These biscuits are a nice change from the standard buttermilk biscuit. They're flavorful and great as a side to breakfast or topped with pesto and tomatoes for lunch.
Before getting started, make sure your butter and buttermilk are super cold. I like to cut my butter into pieces and measure my buttermilk and place both in the freezer while I measure the dry ingredients.
Preheat oven to 400F
In a large bowl combine flour, cornmeal, baking powder, baking soda and salt.
With a pastry cutter, cut in the butter, working until the butter chunks are pea sized.
Drizzle in the honey and buttermilk with a spatula until a dough starts to form. Knead dough by hand a little until the dough starts to take shape. It will be crumbly, but that's okay. Don't overwork it or the butter will melt.
Turn out dough out onto a cutting board or countertop and pat into a one inch thick square. With a bench scraper, cut the dough into four sections.
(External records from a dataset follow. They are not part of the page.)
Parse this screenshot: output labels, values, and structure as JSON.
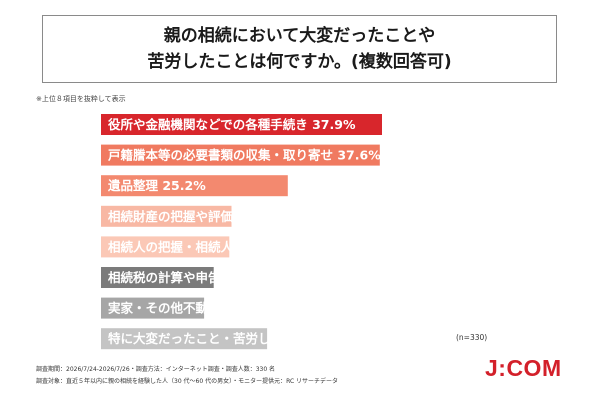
{
  "header": {
    "title_line1": "親の相続において大変だったことや",
    "title_line2": "苦労したことは何ですか。(複数回答可)"
  },
  "note": "※上位８項目を抜粋して表示",
  "chart_data": {
    "type": "bar",
    "orientation": "horizontal",
    "categories": [
      "役所や金融機関などでの各種手続き",
      "戸籍謄本等の必要書類の収集・取り寄せ",
      "遺品整理",
      "相続財産の把握や評価",
      "相続人の把握・相続人間での調整・連絡",
      "相続税の計算や申告・納付資金準備",
      "実家・その他不動産の処分",
      "特に大変だったこと・苦労したことはない"
    ],
    "values": [
      37.9,
      37.6,
      25.2,
      17.6,
      17.3,
      15.2,
      13.9,
      22.4
    ],
    "unit": "%",
    "colors": [
      "#d8262c",
      "#f07a60",
      "#f3896f",
      "#f8b8a4",
      "#fbc8b6",
      "#7b7b7b",
      "#a6a6a6",
      "#c4c4c4"
    ],
    "label_colors": [
      "#ffffff",
      "#ffffff",
      "#ffffff",
      "#ffffff",
      "#ffffff",
      "#ffffff",
      "#ffffff",
      "#ffffff"
    ],
    "xlim": [
      0,
      40
    ],
    "n_label": "(n=330)"
  },
  "footer": {
    "line1": "調査期間：2026/7/24-2026/7/26・調査方法：インターネット調査・調査人数：330 名",
    "line2": "調査対象：直近５年以内に親の相続を経験した人（30 代～60 代の男女）・モニター提供元：RC リサーチデータ"
  },
  "logo": "J:COM",
  "colors": {
    "brand": "#d3202a"
  }
}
Flour your work surface, then stack the dough pieces. Roll or pat dough into a one inch thick rectangle. Using the bench scraper, cut the dough into 8 square biscuits.
Line a sheet pan with parchment and evenly space the biscuits on top. Freeze for 15 minutes.
When ready to bake, brush the cornmeal biscuits with melted butter, then bake 20-25 minutes.
Notes
If you don't have a pastry cutter you can freeze butter and shred it with a coarse grater. Toss butter with flour mixture and process to the next step.